Can The Construction Industry Absorb Capital Intensive Fabricator Failures?

The recent defaults and plant shut downs by curtain wall fabricators Trainor Glass of Farmers Branch, Texas on February 22, 2012, and ASI Ltd. of Whitestown, Indiana, just before last Christmas, raise the question whether fabricators and suppliers of cladding, structural steel, precast concrete and various piping products, all of whom have relatively large capital investments in plant and equipment, can survive in this market of shrinking orders for their products on major construction projects.
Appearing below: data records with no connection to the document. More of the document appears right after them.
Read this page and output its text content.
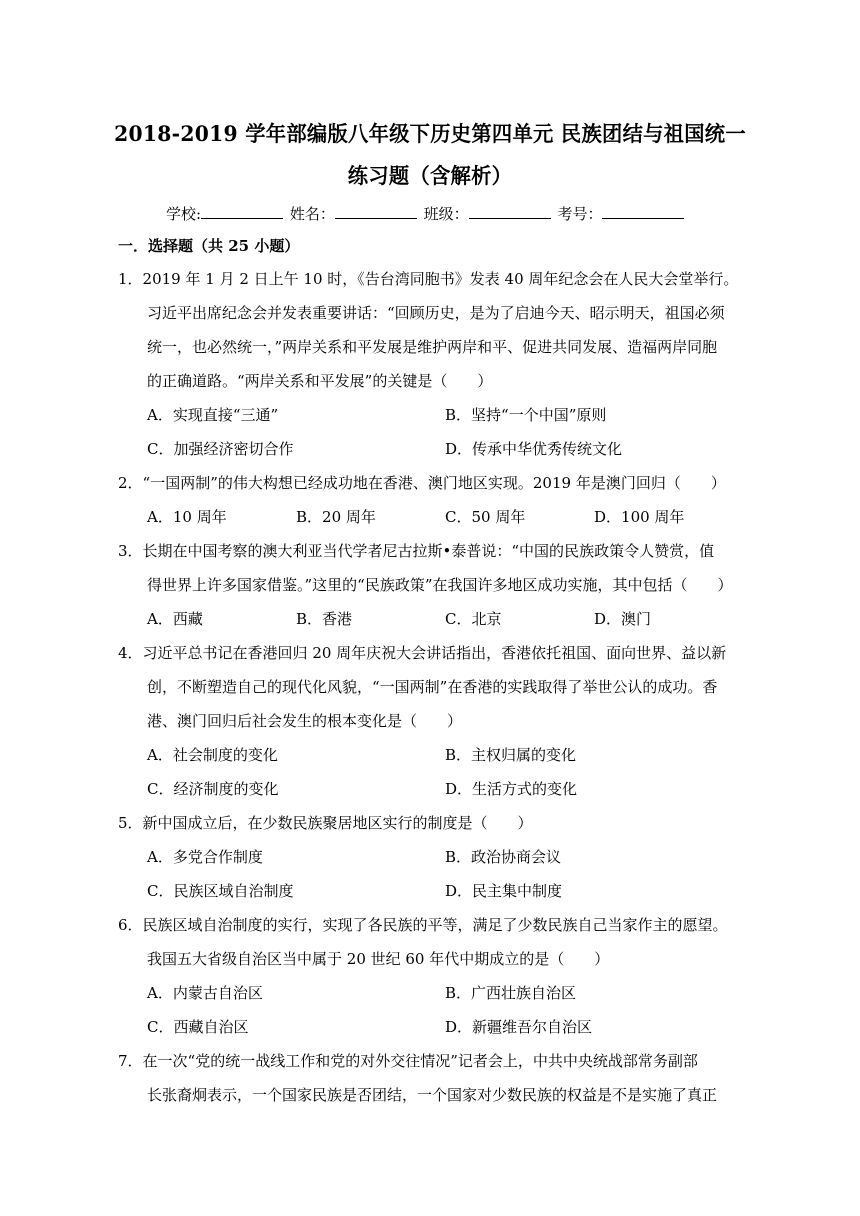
2018-2019 学年部编版八年级下历史第四单元 民族团结与祖国统一
练习题（含解析）
学校:	姓名：	班级：	考号：
一．选择题（共 25 小题）
1．2019 年 1 月 2 日上午 10 时，《告台湾同胞书》发表 40 周年纪念会在人民大会堂举行。
习近平出席纪念会并发表重要讲话：“回顾历史，是为了启迪今天、昭示明天，祖国必须
统一，也必然统一，”两岸关系和平发展是维护两岸和平、促进共同发展、造福两岸同胞
的正确道路。“两岸关系和平发展”的关键是（　　）
A．实现直接“三通”	B．坚持“一个中国”原则
C．加强经济密切合作	D．传承中华优秀传统文化
2．“一国两制”的伟大构想已经成功地在香港、澳门地区实现。2019 年是澳门回归（　　）
A．10 周年	B．20 周年	C．50 周年	D．100 周年
3．长期在中国考察的澳大利亚当代学者尼古拉斯•泰普说：“中国的民族政策令人赞赏，值
得世界上许多国家借鉴。”这里的“民族政策”在我国许多地区成功实施，其中包括（　　）
A．西藏	B．香港	C．北京	D．澳门
4．习近平总书记在香港回归 20 周年庆祝大会讲话指出，香港依托祖国、面向世界、益以新
创，不断塑造自己的现代化风貌，“一国两制”在香港的实践取得了举世公认的成功。香
港、澳门回归后社会发生的根本变化是（　　）
A．社会制度的变化	B．主权归属的变化
C．经济制度的变化	D．生活方式的变化
5．新中国成立后，在少数民族聚居地区实行的制度是（　　）
A．多党合作制度	B．政治协商会议
C．民族区域自治制度	D．民主集中制度
6．民族区域自治制度的实行，实现了各民族的平等，满足了少数民族自己当家作主的愿望。
我国五大省级自治区当中属于 20 世纪 60 年代中期成立的是（　　）
A．内蒙古自治区	B．广西壮族自治区
C．西藏自治区	D．新疆维吾尔自治区
7．在一次“党的统一战线工作和党的对外交往情况”记者会上，中共中央统战部常务副部
长张裔炯表示，一个国家民族是否团结，一个国家对少数民族的权益是不是实施了真正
While a performance and payment bond surety may step forward to keep production flowing for a time, as apparently happened in the case of ASI Ltd’s. subcontract  for cladding on the Brooklyn, N.Y. Barclays Center, it is especially unclear where such financial assistance could come from on privately funded jobs without performance bonding protection. Besides the tragedy of hundreds of skilled tradespeople suddenly out of work, and general contractors scrambling to locate and mobilize alternative fabrication sources, the collapse of fabricator availability for such critical building systems bodes very poorly for any construction industry recovery to economic health in the long run. Specifying architects, construction managers, and general contractors bidding for work on future construction projects of any sort need to exercise extreme care in evaulating the economic viability of their fabricators of critical systems across the entire timeline of any project. Otherwise, the economic difficulties of one fabricator can spill across the entire project, and threaten the survival of every trade involved.